The review was overseen by key stakeholders including representatives from NHS England/Improvement, Department for Education, Local Authorities, Public Health England, Commissioners, Schools and MHSTs.  Following the launch of the research, we will be working with stakeholders to implement the key ambitions regionally and nationally.

All resources are available to download:

‘The Best Practice Review of Whole School Approach (WSA) within MHSTs in the South-East and East of England’: Executive summary

Best Practice Review of Whole School Approach within MHSTs in the South-East and East of England: Evaluation Report

Best Practice Review of the Whole School Approach (WSA) within MHSTs in the South-East and East of England: Summary of Evaluation.

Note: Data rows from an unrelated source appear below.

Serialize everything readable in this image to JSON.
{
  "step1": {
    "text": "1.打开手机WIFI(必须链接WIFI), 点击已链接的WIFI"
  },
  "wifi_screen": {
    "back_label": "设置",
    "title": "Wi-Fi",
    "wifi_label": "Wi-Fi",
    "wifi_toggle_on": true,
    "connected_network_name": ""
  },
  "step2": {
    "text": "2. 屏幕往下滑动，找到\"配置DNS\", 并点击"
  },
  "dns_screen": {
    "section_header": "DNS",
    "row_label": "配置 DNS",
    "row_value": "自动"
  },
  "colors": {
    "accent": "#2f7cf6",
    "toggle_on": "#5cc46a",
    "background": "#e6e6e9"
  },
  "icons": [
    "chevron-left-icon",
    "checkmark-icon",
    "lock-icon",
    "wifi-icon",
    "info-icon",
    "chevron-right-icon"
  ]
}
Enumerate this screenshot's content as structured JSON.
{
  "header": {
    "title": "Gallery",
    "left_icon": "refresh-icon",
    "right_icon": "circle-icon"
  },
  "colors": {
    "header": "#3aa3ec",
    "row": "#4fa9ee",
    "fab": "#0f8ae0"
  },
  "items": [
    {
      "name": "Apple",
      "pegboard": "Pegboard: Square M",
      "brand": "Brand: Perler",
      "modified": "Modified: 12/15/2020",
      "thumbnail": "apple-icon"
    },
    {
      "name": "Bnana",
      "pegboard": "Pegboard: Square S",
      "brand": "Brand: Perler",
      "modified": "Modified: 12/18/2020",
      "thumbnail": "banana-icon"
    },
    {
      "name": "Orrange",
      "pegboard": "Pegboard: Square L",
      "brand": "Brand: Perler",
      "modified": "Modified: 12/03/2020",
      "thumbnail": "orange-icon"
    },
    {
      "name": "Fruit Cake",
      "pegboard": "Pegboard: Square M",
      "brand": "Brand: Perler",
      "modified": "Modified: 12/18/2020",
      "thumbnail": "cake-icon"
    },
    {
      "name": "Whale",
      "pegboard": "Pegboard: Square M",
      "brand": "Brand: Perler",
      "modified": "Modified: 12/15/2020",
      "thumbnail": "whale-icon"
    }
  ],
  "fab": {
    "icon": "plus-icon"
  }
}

About Mental Health Support Teams in schools

Mental Health Support Teams (MHSTs) were developed following the Government’s 2017 Green Paper ‘Transforming Children and Young People’s Mental Health Provision’.

MHSTs aim to deliver three core functions:

  1. Delivering evidence-based interventions in schools for mild to moderate mental health issues.
  2. Supporting the senior mental health lead in each education setting to introduce or develop their whole school or college approach to mental health and emotional wellbeing.
  3. Giving timely advice to school and college staff, and liaising with external specialist services, to help children and young people to get the right support and stay in education.